71-Year-Old Arrested For Widespread "Hitlerization" Of Shinzo Abe Posters
Japan’s House of Councilors Briefly Transforms into Rada Outpost
Pictures such as those below used to primarily reach us from Ukraine’s Rada, back before Poroshenko’s “lustration law” banned about four million Ukrainian citizens from the political process forever. In Ukraine, brawls regularly broke out between Western Ukrainian nationalists and representatives of Eastern Ukrainian ethnic Russians.
Last week we received similar imagery from the upper house of Japan’s Diet, a.k.a. the House of Councilors.
A brawl breaks out in the usually quite reserved upper house of Japan’s Diet
A few close-ups:
Alain Delonakawa dishes out an an uppercut
Take that you bastard! Lawmakers are piling on in scrum-fashion
So what has happened? Why are Japan’s notoriously consensus-prone and bushido-inhibited lawmakers suddenly trading fisticuffs and one presumes, matching verbal insults?
Dulce et Decorum est pro Patria Mori?
As our long-time readers know, we have posted a portrait of Japan’s nationalist-socialist prime minister Shinzo Abe a while back, entitled “Shinzo Abe’s True Agenda”. In brief: “fixing” Japan’s economy with even more inflation and deficit spending is only a side-show for Abe. He is convinced that he has a quasi-divine mission to bring Japan back to its glorious militaristic past. In this, he appears to be influenced by the philosophy of his grandfather Nobusuke Kichi, who actually served as a minister in Japan’s war cabinet during WW2 and became prime minister in the late 1950s.

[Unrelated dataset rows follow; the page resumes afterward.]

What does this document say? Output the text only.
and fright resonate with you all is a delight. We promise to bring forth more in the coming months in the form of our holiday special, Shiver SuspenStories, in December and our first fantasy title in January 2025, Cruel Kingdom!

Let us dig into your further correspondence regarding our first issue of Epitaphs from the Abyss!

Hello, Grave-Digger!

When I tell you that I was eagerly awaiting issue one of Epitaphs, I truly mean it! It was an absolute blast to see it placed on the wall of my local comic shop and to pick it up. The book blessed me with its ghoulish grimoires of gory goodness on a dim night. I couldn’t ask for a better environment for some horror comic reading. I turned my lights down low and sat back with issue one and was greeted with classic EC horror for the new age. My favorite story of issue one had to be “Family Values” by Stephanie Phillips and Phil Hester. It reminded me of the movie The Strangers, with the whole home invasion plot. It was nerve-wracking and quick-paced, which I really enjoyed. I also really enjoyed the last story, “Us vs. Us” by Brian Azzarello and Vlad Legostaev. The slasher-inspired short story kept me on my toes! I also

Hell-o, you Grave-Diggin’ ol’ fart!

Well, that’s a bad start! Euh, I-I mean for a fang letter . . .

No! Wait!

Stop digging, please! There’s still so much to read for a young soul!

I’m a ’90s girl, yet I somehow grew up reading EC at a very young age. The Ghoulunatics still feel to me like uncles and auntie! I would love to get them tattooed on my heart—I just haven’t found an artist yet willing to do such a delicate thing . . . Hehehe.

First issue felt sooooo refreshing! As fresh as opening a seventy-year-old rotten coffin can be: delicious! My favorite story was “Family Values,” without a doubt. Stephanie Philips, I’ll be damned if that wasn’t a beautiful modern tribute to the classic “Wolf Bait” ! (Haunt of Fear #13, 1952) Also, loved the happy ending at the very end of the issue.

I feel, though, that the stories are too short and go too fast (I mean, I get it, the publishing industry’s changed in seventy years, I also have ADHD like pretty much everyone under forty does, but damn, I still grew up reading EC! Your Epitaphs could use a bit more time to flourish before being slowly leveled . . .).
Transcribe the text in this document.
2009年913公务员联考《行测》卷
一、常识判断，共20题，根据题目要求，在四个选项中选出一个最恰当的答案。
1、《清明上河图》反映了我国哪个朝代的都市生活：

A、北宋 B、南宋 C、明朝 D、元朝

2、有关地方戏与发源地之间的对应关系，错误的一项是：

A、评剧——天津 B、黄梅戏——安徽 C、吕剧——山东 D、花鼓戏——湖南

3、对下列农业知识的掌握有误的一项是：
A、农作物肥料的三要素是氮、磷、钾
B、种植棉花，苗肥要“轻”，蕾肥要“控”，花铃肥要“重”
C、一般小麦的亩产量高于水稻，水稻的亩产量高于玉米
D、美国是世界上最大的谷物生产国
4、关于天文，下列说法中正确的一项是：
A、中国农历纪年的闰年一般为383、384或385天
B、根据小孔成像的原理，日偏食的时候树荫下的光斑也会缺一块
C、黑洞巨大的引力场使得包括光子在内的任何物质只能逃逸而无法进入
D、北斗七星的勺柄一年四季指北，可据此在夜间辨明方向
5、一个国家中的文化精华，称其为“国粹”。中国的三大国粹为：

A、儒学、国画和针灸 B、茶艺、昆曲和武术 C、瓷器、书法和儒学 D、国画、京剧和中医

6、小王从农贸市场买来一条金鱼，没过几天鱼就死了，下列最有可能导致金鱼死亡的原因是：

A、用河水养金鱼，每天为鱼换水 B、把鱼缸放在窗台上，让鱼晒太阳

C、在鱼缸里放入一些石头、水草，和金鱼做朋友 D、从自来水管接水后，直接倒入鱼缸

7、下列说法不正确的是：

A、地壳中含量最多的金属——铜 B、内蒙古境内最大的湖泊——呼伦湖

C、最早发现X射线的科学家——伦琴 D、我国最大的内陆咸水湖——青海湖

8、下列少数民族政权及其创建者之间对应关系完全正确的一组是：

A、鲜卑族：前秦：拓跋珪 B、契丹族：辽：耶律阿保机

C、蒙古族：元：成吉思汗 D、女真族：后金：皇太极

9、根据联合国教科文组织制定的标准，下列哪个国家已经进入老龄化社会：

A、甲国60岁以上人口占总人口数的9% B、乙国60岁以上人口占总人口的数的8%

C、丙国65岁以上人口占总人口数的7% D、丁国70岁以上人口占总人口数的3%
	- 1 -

Nationalist Shinzo Abe has succeeded in altering Japan’s pacifist constitution to allow its armed forces to take part in overseas missions
Photo credit: Koji Sasahara / AP
As a first step in this process, Abe has pursued a change of Japan’s pacifist post WW2 constitution, so as to allow Japan’s military forces to operate abroad again (as opposed to fulfilling a purely defensive function). In other words, similar to numerous European US vassals, he wants Japan also to take part when the Empire decides to bomb some defenseless little country usually inhabited by brown-skinned people back into the stone age.
Not surprisingly, emotions have been flaring in Japan as a result. Especially the older generation that still has lots of painful memories of the war is strongly opposed to abandoning Japan’s post WW2 pacifism – regardless of the “reasoning” forwarded as to why it should be ditched. They don’t seem to agree that dying for the fatherland is sweet and honorable when it involves venturing abroad instead of just defending one’s home.
Demonstrators in Tokyo in a vain attempt to stop Abe’s plans. It is noteworthy that as a rule, a great many senior citizens have taken part in these demonstrations. Usually the elderly are not known for thronging the streets to make political demands.
If only Abe showed similar enthusiasm in delivering his “third arrow” of economic reform. What he has delivered in terms of economic policy so far – a repeat of the same hoary Keynesian recipe, only on an even grander scale – actually fits well with his militaristic agenda. Militarism is an inherently statist endeavor. It is always connected with government grabbing more power for itself and expanding its role in all walks of life. As an aside to this, we never cease to be astonished that allegedly small government and free market supporting conservatives seem utterly blind to this fact.
As the Telegraph reports, most Japanese citizens vehemently oppose the initiative, but representatives of the Empire are declaring themselves satisfied, emitting Orwellian language in the process (“war is peace”):
Japan made a controversial change to its constitution on Friday night, loosening restrictions on its armed forces that have applied since the Second World War. The reform will allow Japan to use force to defend a foreign ally, not simply its own territory. As such, Japan’s formidable armed services will weigh more heavily in the Pacific balance of power.
[…]
America supports Mr Abe’s reform, which will help to tip the regional balance of military power against China. Philip Hammond, the Foreign Secretary, welcomed the passage of the law, saying: “We look forward to Japan taking an increasingly active part in peacekeeping operations and supporting international efforts to secure peace and prosperity.”
However, opinion polls suggest that most Japanese oppose the change. Shortly before the law was approved, Akira Gunji, from the opposition Democratic party, said: “We should not allow such a dangerous government to continue like this.”
(emphasis added)
Who cares about what the citizens want? It is yet another demonstration that modern-day democracies are in many ways really a kind of updated feudalism. If the power elites want something, it matters not one whit what the electorate wants.